We simply have not seen anything like Fresh Off The Boat in more than two decades. (The last one worth mentioning was the minuscule mid-1970s five-episode run of Mr. T and Tina, which was more pioneering in spirit—see its theme song below). But Fresh Off The Boat feels very much, and very sadly, like going from zero to 100 too quickly, and that’s a difficult thing to try in the slow-changing metier of network TV, in a genre that feeds off familiarity.
Progress moves more slowly. Which is why there is valour in the much-mocked upcoming Nickelodeon show Make It Pop, a Nick Cannon-produced children’s series about a group of Korean youths who want to be a K-pop band. It’s earned flak for its origin story—what does Nick Cannon know about Korean pop? But there is value to greasing the wheels of future shows, making it easier to try new things. That’s especially true because The Drop is a kids’ show; to see oneself in pop culture has always been to visualize possibility and to see what one can be, and that’s most important to gestate in children. Jane the Virgin‘s Rodriguez said as much in her Golden Globes acceptance speech: “This award is so much more than myself; it represents a culture that wants to see themselves as heroes.” Or just ask actor Will Yun Lee, about seeing Asian hero Bruce Lee: “I just felt proud to be Asian because I saw somebody up there on the screen doing what he did.” It’s as simple as that: pop culture representation can create possibility. There simply hasn’t been enough for Asians.
There’s no question that Fresh Off The Boat needs to exist. It shouldn’t flatten itself out to appeal to mainstream audiences, a conversation that has dominated the dialogue over this show ever since Eddie Huang penned a long essay for New York Magazine about his struggle with the “Americanization” of his own life story. But that conversation, and the one about whether or not a Persian showrunner is the right fit for a pioneering Chinese show, are both missing the trees for the forest, picking apart a tiny problem compared to the big-picture issue of whether or not people are ready.

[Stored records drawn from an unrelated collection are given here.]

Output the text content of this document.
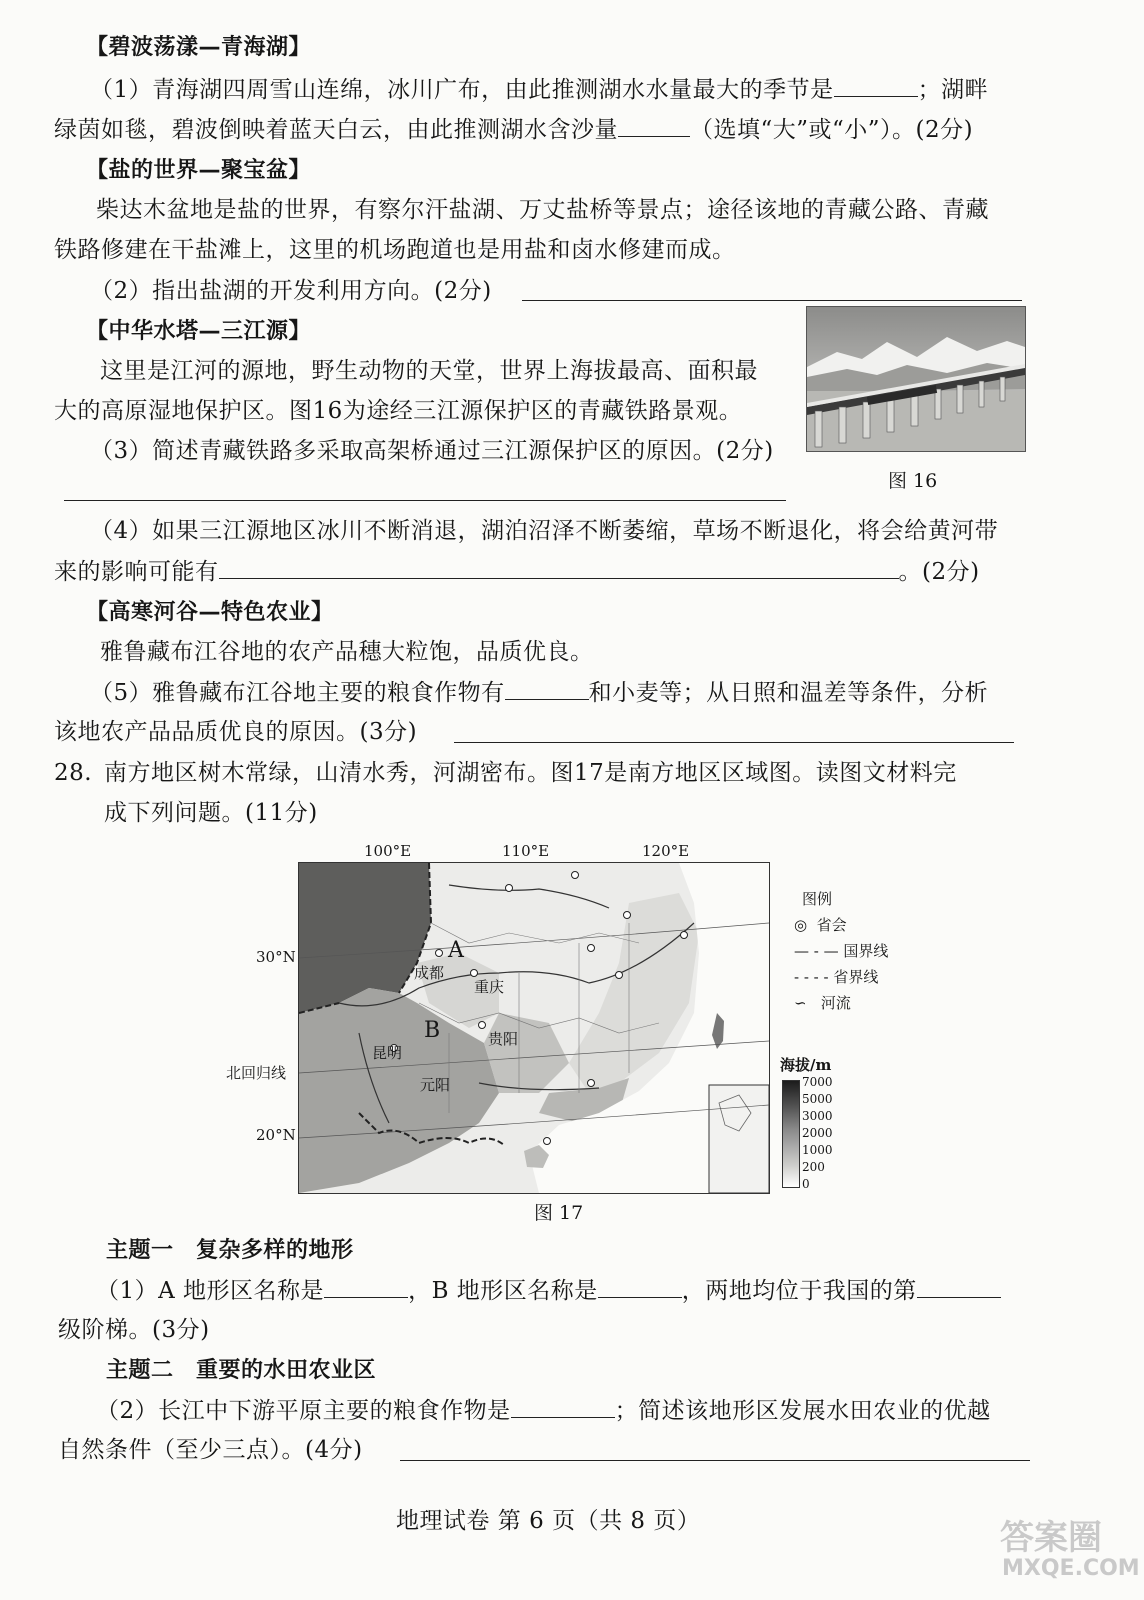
【碧波荡漾—青海湖】
（1）青海湖四周雪山连绵，冰川广布，由此推测湖水水量最大的季节是	；湖畔
绿茵如毯，碧波倒映着蓝天白云，由此推测湖水含沙量	（选填“大”或“小”）。(2分)
【盐的世界—聚宝盆】
柴达木盆地是盐的世界，有察尔汗盐湖、万丈盐桥等景点；途径该地的青藏公路、青藏
铁路修建在干盐滩上，这里的机场跑道也是用盐和卤水修建而成。
（2）指出盐湖的开发利用方向。(2分)
【中华水塔—三江源】
这里是江河的源地，野生动物的天堂，世界上海拔最高、面积最
大的高原湿地保护区。图16为途经三江源保护区的青藏铁路景观。
（3）简述青藏铁路多采取高架桥通过三江源保护区的原因。(2分)
图 16
（4）如果三江源地区冰川不断消退，湖泊沼泽不断萎缩，草场不断退化，将会给黄河带
来的影响可能有	。(2分)
【高寒河谷—特色农业】
雅鲁藏布江谷地的农产品穗大粒饱，品质优良。
（5）雅鲁藏布江谷地主要的粮食作物有	和小麦等；从日照和温差等条件，分析
该地农产品品质优良的原因。(3分)
28. 南方地区树木常绿，山清水秀，河湖密布。图17是南方地区区域图。读图文材料完
成下列问题。(11分)
100°E	110°E	120°E
30°N
北回归线
20°N
A
B
成都
重庆
昆明
贵阳
元阳
图例
◎ 省会
— - — 国界线
- - - - 省界线
∽ 河流
海拔/m
7000
5000
3000
2000
1000
200
0
图 17
主题一　复杂多样的地形
（1）A 地形区名称是	，B 地形区名称是	，两地均位于我国的第
级阶梯。(3分)
主题二　重要的水田农业区
（2）长江中下游平原主要的粮食作物是	；简述该地形区发展水田农业的优越
自然条件（至少三点）。(4分)
地理试卷 第 6 页（共 8 页）	答案圈
MXQE.COM
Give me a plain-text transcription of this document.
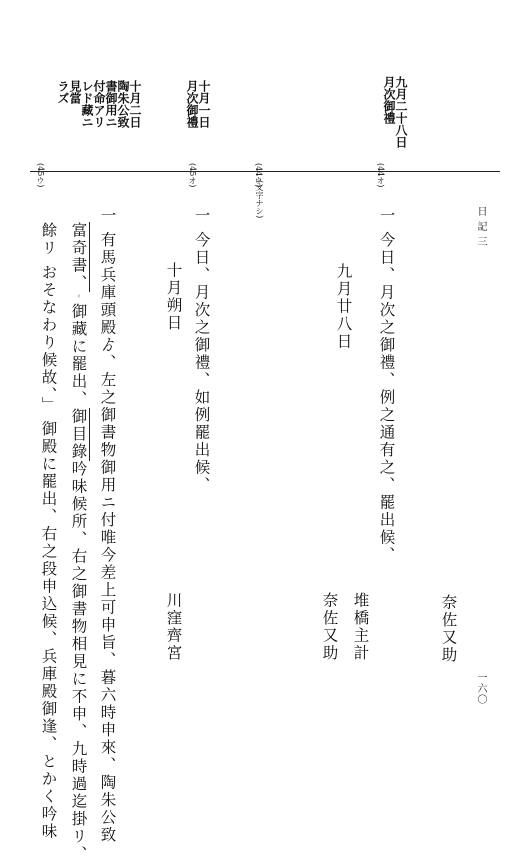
日 記 三
一六〇
九月二十八日
月次御禮
十月一日
月次御禮
十月二日
陶朱公致
書御用ニ
付命アリ
レド藏ニ
見當
ラズ
(44オ)
(44ウ)
(45オ)
(45ウ)
一 今日、月次之御禮、例之通有之、罷出候、
九月廿八日
奈佐又助
堆橋主計
奈佐又助
(文字ナシ)
一 今日、月次之御禮、如例罷出候、
十月朔日
川窪齊宮
一 有馬兵庫頭殿ゟ、左之御書物御用ニ付唯今差上可申旨、暮六時申來、陶朱公致
富奇書、◦御藏に罷出、御目錄吟味候所、右之御書物相見に不申、九時過迄掛リ、
餘リ おそなわり候故、」 御殿に罷出、右之段申込候、兵庫殿御逢、とかく吟味
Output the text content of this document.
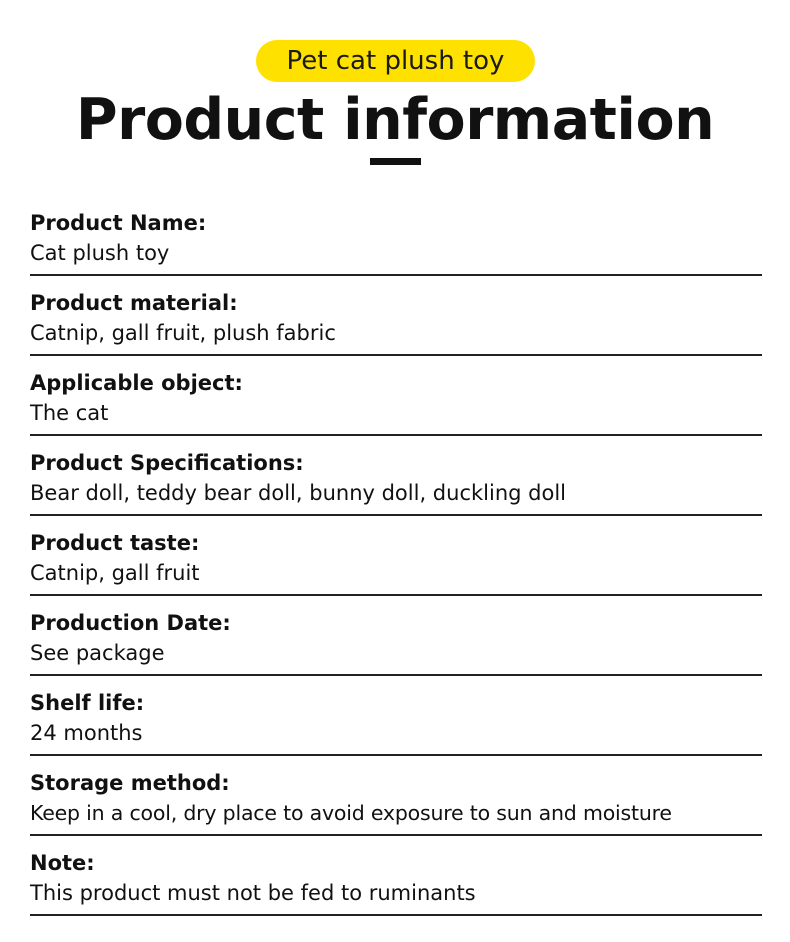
Pet cat plush toy
Product information
Product Name:
Cat plush toy
Product material:
Catnip, gall fruit, plush fabric
Applicable object:
The cat
Product Specifications:
Bear doll, teddy bear doll, bunny doll, duckling doll
Product taste:
Catnip, gall fruit
Production Date:
See package
Shelf life:
24 months
Storage method:
Keep in a cool, dry place to avoid exposure to sun and moisture
Note:
This product must not be fed to ruminants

It seems clear that people are not. The idea of watching an Asian family still isn’t in the warp and weft of our popular culture yet. One day, it will be, and Fresh Off the Boat is a big step. But the pioneers rarely get the credit—or the immediate success. That’s the show’s only failure, and it’s not its own. Will it be a fatal one?
A previous version of this story suggested that John Cho was Chinese. He is Korean.